6. Во время спартаковского восстания сформированный редактором "Vorwarts" Кутнером полк "Рейхстаг" занял позицию в рейхстаге. По сообщениям газет, его сильно обстреливали с крыш прилегающих домов. Когда полк был там, один из солдат, некто Эйхгорн, был застрелен Кутнером в соседнем дворе, поскольку Эйхгорн будто бы сделал такое движение, словно хотел сорвать одну из висевших у него на поясе гранат и напасть на Кутнера, т. е. в ситуации необходимой самообороны. Прежний редактор "Vorwarts" Георг Давидсон после этого случая резко нападал на Кутнера, называя его "убийцей рабочих". Кутнер подал иск на Давидсона. По возбужденному Кутнером гражданскому иску я защищал Давидсона. На процессе среди прочего было установлено, что Эйхгорн, который, как уже говорилось, входил в состав полка "Рейхстаг", поднимаясь на крыши домов в квартале напротив рейхстага, то из одного, то из другого чердачного окна размахивал красным флагом.
7. В то неспокойное время я шел однажды по Инвалиденштрассе в расположенную по Шоссештрассе в доме No 121 контору; с правой стороны на тротуаре стояла пушка, орудийный расчет стоял рядом, тут же был и офицер; ствол пушки был направлен в просвет между двумя домами и нацелен на стоявший на ближайшей улице дом. Я спросил, в чем дело, и мне ответили, что здание занято подразделением красных солдат и они собираются их оттуда выбить. Кого, что – ничего не сказали. Стало быть, там и не было ничего. До стрельбы тогда не дошло.
8. В первой половине марта во всей буржуазной прессе, противостоявшей единым фронтом спартаковцам, появились сообщения об ужасных убийствах полицейских в Лихтенберге и схватках со спартаковцами. Сообщено было о будто бы убитых спартаковцами в Лихтенберге 60 полицейских чинах. Описания были совершенно [ужасные]. Последовали схватки со спартаковцами.
На Александерплатц, через которую мне надо было пройти, когда я возвращался домой из Земельного суда первой инстанции (Грюнштрассе), было выкачено орудие тяжелого калибра. С его помощью, как говорили, намеревались одержать верх над восставшими спартаковцами. После жестокостей спартаковцев в Лихтенберге была предпринята крупная акция. Еще много лет спустя на глухой стене большого дома позади железнодорожной линии, пересекающей пустырь и проходящей рядом с кладбищем Фридрихсфельд, можно было видеть многочисленные следы от пуль. В газетах сообщались драматические подробности.
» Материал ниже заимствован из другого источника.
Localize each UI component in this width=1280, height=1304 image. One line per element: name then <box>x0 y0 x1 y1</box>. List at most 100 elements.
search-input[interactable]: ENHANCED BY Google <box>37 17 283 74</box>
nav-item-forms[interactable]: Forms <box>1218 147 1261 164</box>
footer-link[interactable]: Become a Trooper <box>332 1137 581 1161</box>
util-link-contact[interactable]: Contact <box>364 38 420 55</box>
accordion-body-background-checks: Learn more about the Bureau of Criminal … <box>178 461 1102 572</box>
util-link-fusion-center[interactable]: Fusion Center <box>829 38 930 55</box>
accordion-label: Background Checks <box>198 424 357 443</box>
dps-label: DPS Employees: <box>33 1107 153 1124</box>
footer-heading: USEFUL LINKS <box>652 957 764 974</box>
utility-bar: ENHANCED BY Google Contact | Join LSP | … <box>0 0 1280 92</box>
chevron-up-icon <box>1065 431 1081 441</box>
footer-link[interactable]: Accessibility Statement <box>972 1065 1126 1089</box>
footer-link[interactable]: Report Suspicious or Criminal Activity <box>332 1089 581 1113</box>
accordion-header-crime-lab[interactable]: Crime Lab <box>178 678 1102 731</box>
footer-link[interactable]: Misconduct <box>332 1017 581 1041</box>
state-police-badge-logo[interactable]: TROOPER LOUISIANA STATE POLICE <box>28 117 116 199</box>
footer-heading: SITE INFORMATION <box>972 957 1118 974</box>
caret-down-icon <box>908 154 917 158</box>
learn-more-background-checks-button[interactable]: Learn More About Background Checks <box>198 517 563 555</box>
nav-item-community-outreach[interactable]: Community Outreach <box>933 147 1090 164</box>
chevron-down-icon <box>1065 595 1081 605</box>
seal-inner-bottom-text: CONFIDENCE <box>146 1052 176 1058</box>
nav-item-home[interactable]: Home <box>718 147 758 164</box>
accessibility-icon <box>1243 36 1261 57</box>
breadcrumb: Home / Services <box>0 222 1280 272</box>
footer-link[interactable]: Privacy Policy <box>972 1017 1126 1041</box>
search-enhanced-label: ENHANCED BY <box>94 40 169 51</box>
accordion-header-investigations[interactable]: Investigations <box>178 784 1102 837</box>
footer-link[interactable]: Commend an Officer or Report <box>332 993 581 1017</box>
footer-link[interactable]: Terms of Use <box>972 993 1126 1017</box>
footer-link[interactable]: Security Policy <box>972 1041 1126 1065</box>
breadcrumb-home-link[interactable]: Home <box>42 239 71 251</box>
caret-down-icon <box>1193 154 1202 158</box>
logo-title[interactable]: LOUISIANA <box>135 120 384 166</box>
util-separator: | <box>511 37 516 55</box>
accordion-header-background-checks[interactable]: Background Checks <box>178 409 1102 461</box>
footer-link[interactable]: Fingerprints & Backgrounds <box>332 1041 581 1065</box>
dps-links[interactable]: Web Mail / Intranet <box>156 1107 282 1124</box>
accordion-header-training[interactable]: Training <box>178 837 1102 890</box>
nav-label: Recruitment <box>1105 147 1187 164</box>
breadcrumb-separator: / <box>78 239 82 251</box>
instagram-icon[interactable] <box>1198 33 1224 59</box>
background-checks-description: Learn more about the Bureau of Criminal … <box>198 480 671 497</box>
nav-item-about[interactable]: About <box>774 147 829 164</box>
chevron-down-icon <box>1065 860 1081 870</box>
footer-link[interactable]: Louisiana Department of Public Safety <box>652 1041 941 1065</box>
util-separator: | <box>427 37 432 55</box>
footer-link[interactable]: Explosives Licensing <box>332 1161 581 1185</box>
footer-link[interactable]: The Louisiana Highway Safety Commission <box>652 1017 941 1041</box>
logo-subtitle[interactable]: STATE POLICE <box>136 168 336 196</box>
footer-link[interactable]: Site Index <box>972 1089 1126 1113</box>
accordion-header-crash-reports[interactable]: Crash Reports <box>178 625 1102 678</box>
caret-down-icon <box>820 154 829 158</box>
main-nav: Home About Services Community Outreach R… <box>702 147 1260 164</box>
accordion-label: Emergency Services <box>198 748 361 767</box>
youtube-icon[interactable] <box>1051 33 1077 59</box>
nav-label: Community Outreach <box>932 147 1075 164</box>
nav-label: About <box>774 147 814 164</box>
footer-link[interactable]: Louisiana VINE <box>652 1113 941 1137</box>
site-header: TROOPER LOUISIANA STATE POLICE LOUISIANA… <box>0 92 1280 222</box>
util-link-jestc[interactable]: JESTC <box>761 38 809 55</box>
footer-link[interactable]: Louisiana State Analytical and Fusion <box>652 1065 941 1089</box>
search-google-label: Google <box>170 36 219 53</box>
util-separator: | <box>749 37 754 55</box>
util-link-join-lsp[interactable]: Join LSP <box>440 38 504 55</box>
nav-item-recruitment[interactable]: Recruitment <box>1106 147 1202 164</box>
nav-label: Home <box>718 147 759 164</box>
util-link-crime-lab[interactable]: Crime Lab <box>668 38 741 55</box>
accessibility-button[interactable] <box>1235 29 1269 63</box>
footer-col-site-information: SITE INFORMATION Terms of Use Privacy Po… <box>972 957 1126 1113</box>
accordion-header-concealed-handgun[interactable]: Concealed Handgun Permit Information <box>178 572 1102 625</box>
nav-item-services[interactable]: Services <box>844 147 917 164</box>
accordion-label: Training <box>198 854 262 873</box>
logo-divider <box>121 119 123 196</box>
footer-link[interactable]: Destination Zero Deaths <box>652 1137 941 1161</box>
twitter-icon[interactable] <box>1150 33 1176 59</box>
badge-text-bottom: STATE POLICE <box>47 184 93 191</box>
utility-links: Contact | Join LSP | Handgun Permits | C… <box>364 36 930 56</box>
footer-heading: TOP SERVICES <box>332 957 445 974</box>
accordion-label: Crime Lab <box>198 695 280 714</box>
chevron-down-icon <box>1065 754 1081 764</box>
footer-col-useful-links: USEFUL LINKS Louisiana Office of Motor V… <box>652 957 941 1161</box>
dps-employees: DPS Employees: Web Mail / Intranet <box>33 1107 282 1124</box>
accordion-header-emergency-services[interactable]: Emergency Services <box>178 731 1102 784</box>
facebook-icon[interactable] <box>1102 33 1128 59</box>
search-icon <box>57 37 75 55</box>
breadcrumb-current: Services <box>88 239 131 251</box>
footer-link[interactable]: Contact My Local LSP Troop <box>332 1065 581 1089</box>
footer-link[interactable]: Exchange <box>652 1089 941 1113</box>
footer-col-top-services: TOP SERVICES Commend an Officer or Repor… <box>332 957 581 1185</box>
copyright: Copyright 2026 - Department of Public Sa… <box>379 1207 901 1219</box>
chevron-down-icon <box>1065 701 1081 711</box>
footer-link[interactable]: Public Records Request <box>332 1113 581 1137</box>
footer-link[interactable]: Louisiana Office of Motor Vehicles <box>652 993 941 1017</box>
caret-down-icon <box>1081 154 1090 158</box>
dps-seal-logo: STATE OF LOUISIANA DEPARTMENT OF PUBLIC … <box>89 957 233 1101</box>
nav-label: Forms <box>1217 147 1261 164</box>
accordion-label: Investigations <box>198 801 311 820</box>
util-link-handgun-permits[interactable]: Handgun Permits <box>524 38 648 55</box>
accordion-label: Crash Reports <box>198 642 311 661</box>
После этого был обнародован знаменитый указ о чрезвычайном положении. На основании указа о чрезвычайном положении в основном в восточной части Берлина прошли массовые облавы, и несколько десятков человек было расстреляно по законам военного времени, потому что они якобы были вооружены или как-то иначе проявляли свою враждебность. Нами были изучены все случаи, хотя часть из них уже рассматривалась в суде. Ни в одном случае не было установлено, что для расстрела имелось хотя бы малейшее основание. Через мои руки прошло около 30 дел. Двое подмастерьев, которым не смогли инкриминировать ничего другого, кроме найденных у них дома деревянных моделей, которые можно было принять и за модели гранат; владелец ресторанчика, у которого за стойкой в ящике был обнаружен револьвер, давным-давно взятый им в залог, и т. д.
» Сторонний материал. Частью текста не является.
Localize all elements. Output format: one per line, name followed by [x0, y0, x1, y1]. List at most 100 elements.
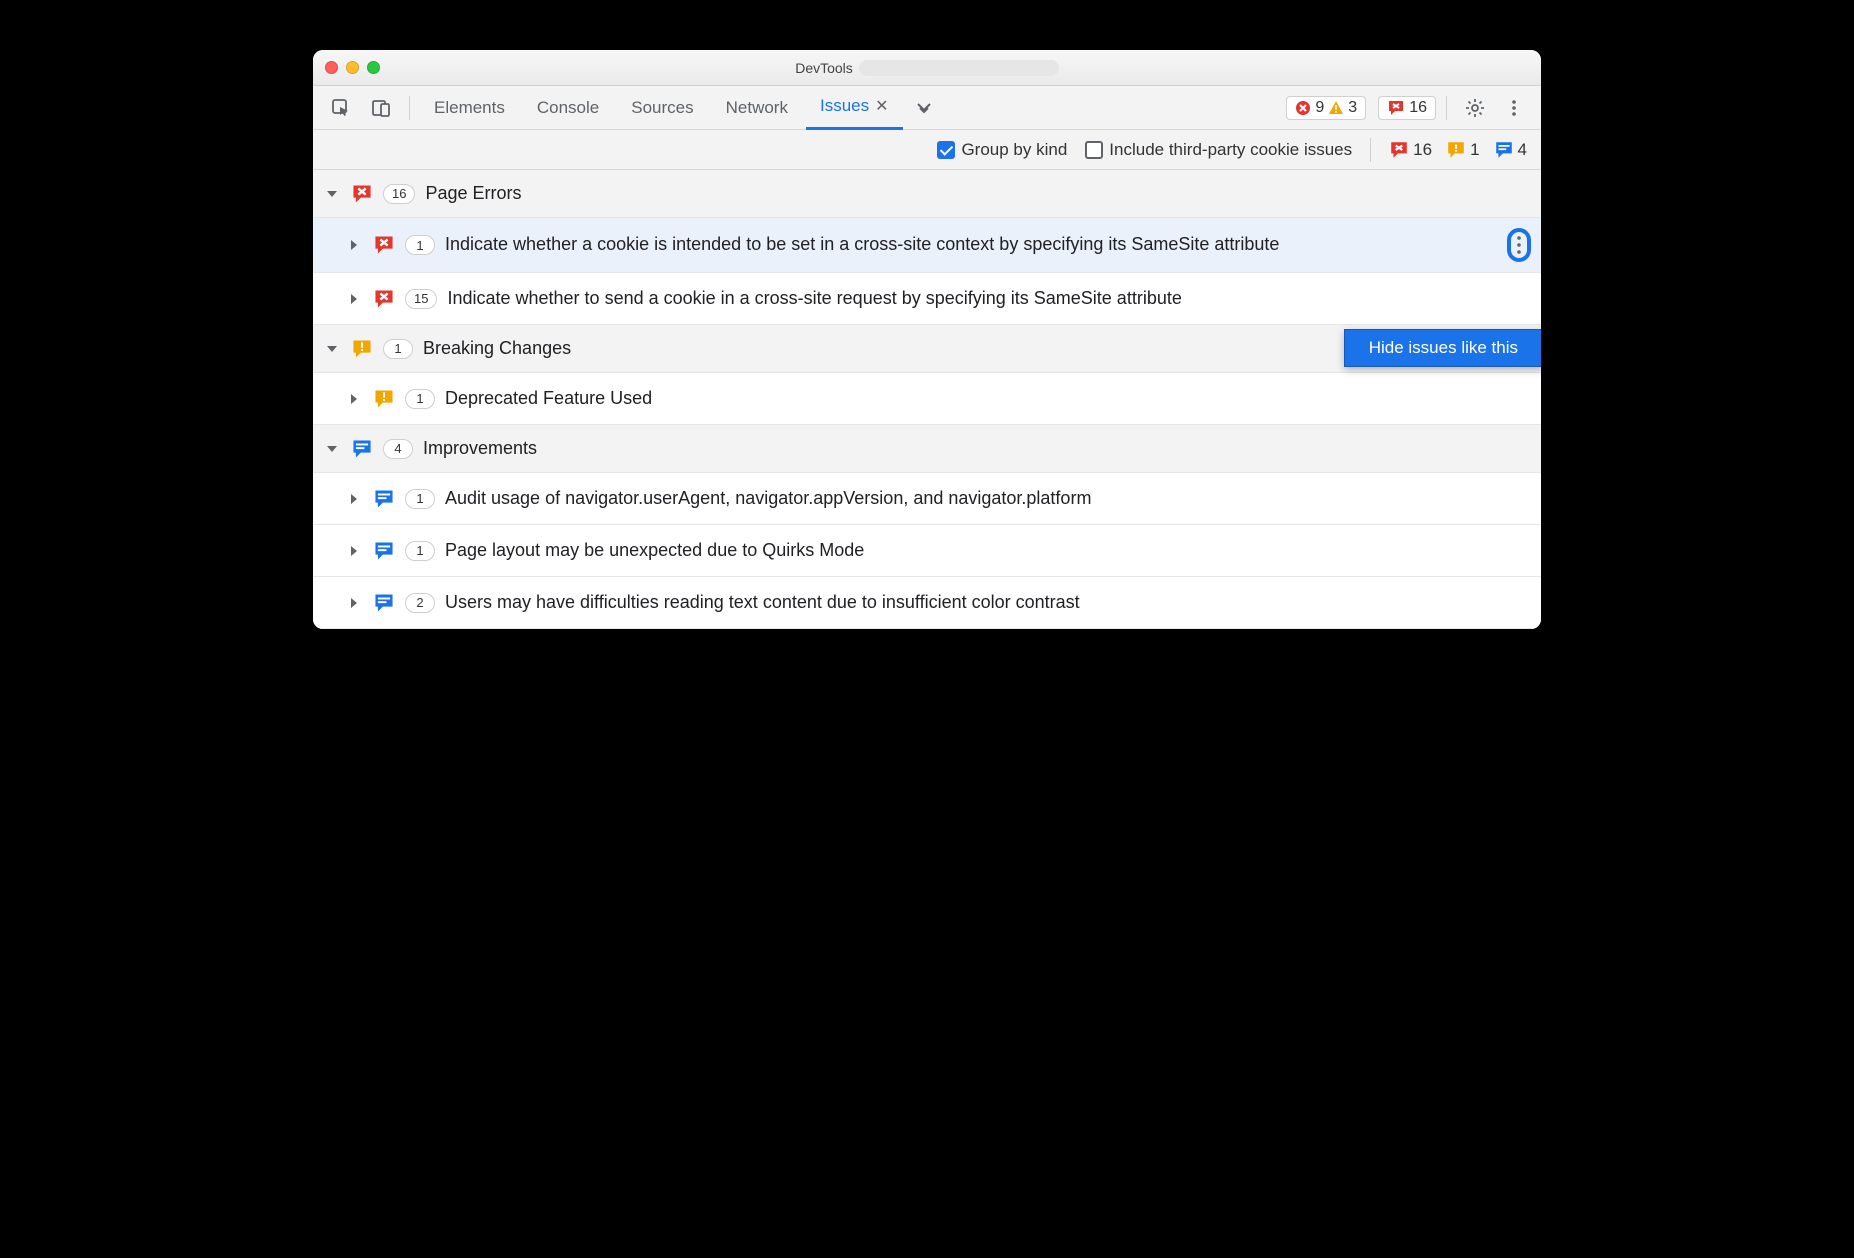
- devtools-window: DevTools Elements Console Sources Networ…: [313, 50, 1541, 629]
- tab-issues[interactable]: Issues ✕: [806, 86, 903, 130]
- issue-text: Indicate whether a cookie is intended to…: [445, 233, 1491, 256]
- group-count-badge: 1: [383, 339, 413, 359]
- disclosure-icon: [345, 390, 363, 408]
- include-third-party-label: Include third-party cookie issues: [1109, 140, 1352, 160]
- error-speech-icon: [1389, 140, 1409, 160]
- issue-text: Users may have difficulties reading text…: [445, 591, 1531, 614]
- checkbox-unchecked-icon: [1085, 141, 1103, 159]
- close-tab-icon[interactable]: ✕: [875, 96, 888, 116]
- error-speech-icon: [351, 183, 373, 205]
- issue-text: Audit usage of navigator.userAgent, navi…: [445, 487, 1531, 510]
- maximize-window-button[interactable]: [367, 61, 380, 74]
- warnings-filter-count: 1: [1470, 140, 1479, 160]
- traffic-lights: [325, 61, 380, 74]
- disclosure-icon: [323, 340, 341, 358]
- issue-row[interactable]: 1 Deprecated Feature Used: [313, 373, 1541, 425]
- issue-row[interactable]: 1 Audit usage of navigator.userAgent, nav…: [313, 473, 1541, 525]
- divider: [409, 96, 410, 120]
- tab-sources-label: Sources: [631, 98, 693, 118]
- disclosure-icon: [323, 440, 341, 458]
- minimize-window-button[interactable]: [346, 61, 359, 74]
- issue-counts: 16 1 4: [1389, 140, 1527, 160]
- more-tabs-button[interactable]: [907, 86, 941, 130]
- group-by-kind-toggle[interactable]: Group by kind: [937, 140, 1067, 160]
- inspect-element-button[interactable]: [323, 86, 359, 130]
- issue-count-badge: 1: [405, 389, 435, 409]
- warning-triangle-icon: [1328, 100, 1344, 116]
- disclosure-icon: [345, 236, 363, 254]
- group-title: Improvements: [423, 437, 1531, 460]
- info-speech-icon: [1494, 140, 1514, 160]
- issue-more-options-button[interactable]: [1507, 228, 1531, 262]
- device-toolbar-button[interactable]: [363, 86, 399, 130]
- issues-status-chip[interactable]: 16: [1378, 96, 1436, 120]
- tab-sources[interactable]: Sources: [617, 86, 707, 130]
- close-window-button[interactable]: [325, 61, 338, 74]
- issue-row[interactable]: 1 Indicate whether a cookie is intended t…: [313, 218, 1541, 273]
- issue-count-badge: 1: [405, 235, 435, 255]
- tab-elements-label: Elements: [434, 98, 505, 118]
- disclosure-icon: [345, 290, 363, 308]
- warning-speech-icon: [373, 388, 395, 410]
- errors-filter-count: 16: [1413, 140, 1432, 160]
- settings-button[interactable]: [1457, 86, 1493, 130]
- warning-speech-icon: [351, 338, 373, 360]
- group-by-kind-label: Group by kind: [961, 140, 1067, 160]
- disclosure-icon: [345, 594, 363, 612]
- console-status-chip[interactable]: 9 3: [1286, 96, 1366, 120]
- issue-text: Page layout may be unexpected due to Qui…: [445, 539, 1531, 562]
- error-speech-icon: [1387, 99, 1405, 117]
- window-title: DevTools: [795, 60, 853, 76]
- console-errors-count: 9: [1315, 99, 1324, 117]
- window-title-url-placeholder: [859, 60, 1059, 76]
- issue-group-row[interactable]: 16 Page Errors: [313, 170, 1541, 218]
- divider: [1446, 96, 1447, 120]
- toolbar: Elements Console Sources Network Issues …: [313, 86, 1541, 130]
- error-circle-icon: [1295, 100, 1311, 116]
- tab-issues-label: Issues: [820, 96, 869, 116]
- issue-row[interactable]: 15 Indicate whether to send a cookie in a…: [313, 273, 1541, 325]
- console-warnings-count: 3: [1348, 99, 1357, 117]
- checkbox-checked-icon: [937, 141, 955, 159]
- disclosure-icon: [323, 185, 341, 203]
- info-speech-icon: [351, 438, 373, 460]
- info-filter[interactable]: 4: [1494, 140, 1527, 160]
- context-menu[interactable]: Hide issues like this: [1344, 329, 1541, 367]
- issue-count-badge: 15: [405, 289, 437, 309]
- info-speech-icon: [373, 592, 395, 614]
- tab-network-label: Network: [726, 98, 788, 118]
- more-options-button[interactable]: [1497, 86, 1531, 130]
- issue-row[interactable]: 1 Page layout may be unexpected due to Qu…: [313, 525, 1541, 577]
- issue-count-badge: 1: [405, 489, 435, 509]
- issue-text: Indicate whether to send a cookie in a c…: [447, 287, 1531, 310]
- tab-elements[interactable]: Elements: [420, 86, 519, 130]
- titlebar: DevTools: [313, 50, 1541, 86]
- disclosure-icon: [345, 490, 363, 508]
- group-count-badge: 16: [383, 184, 415, 204]
- issue-count-badge: 1: [405, 541, 435, 561]
- divider: [1370, 138, 1371, 162]
- error-speech-icon: [373, 288, 395, 310]
- tab-console-label: Console: [537, 98, 599, 118]
- info-speech-icon: [373, 488, 395, 510]
- issues-blocked-count: 16: [1409, 99, 1427, 117]
- group-title: Page Errors: [425, 182, 1531, 205]
- tab-console[interactable]: Console: [523, 86, 613, 130]
- disclosure-icon: [345, 542, 363, 560]
- issues-list: 16 Page Errors 1 Indicate whether a cookie …: [313, 170, 1541, 629]
- group-count-badge: 4: [383, 439, 413, 459]
- issue-count-badge: 2: [405, 593, 435, 613]
- info-filter-count: 4: [1518, 140, 1527, 160]
- issue-text: Deprecated Feature Used: [445, 387, 1531, 410]
- errors-filter[interactable]: 16: [1389, 140, 1432, 160]
- filter-bar: Group by kind Include third-party cookie…: [313, 130, 1541, 170]
- info-speech-icon: [373, 540, 395, 562]
- tab-network[interactable]: Network: [712, 86, 802, 130]
- include-third-party-toggle[interactable]: Include third-party cookie issues: [1085, 140, 1352, 160]
- error-speech-icon: [373, 234, 395, 256]
- issue-group-row[interactable]: 4 Improvements: [313, 425, 1541, 473]
- issue-row[interactable]: 2 Users may have difficulties reading tex…: [313, 577, 1541, 629]
- warning-speech-icon: [1446, 140, 1466, 160]
- warnings-filter[interactable]: 1: [1446, 140, 1479, 160]
- hide-issues-like-this-item: Hide issues like this: [1369, 338, 1518, 357]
Большая часть этих случаев описана у Гумбеля в "Четырех годах убийств". Дичь, уловленная в ходе этой акции (вместе с уничтожением народного морского полка), и главная ее жертва – Лео Иогихес, арестованный как предполагаемый руководитель восстания, были доставлены в новый уголовный суд на Турмштрассе, на 3-м этаже которого тогда обосновался со своим бюро Марлох с товарищами. Там Лео Иогихес был допрошен, затем его как будто собирались отвести в следственную тюрьму в нижних помещениях. По дороге туда он был застрелен якобы при попытке к бегству. Как раз тогда я присутствовал на слушании одного дела в комнате No 400, если мне не изменяет память. Когда я во время перерыва вышел в коридор, мне послышались примерно три выстрела. Служащие побежали на звук выстрелов. Когда один из них вернулся, я у него спросил, в чем было дело. Он ответил, что главаря лихтенбергских бандитов пытались водворить в следственную тюрьму, но при попытке к бегству он был застрелен.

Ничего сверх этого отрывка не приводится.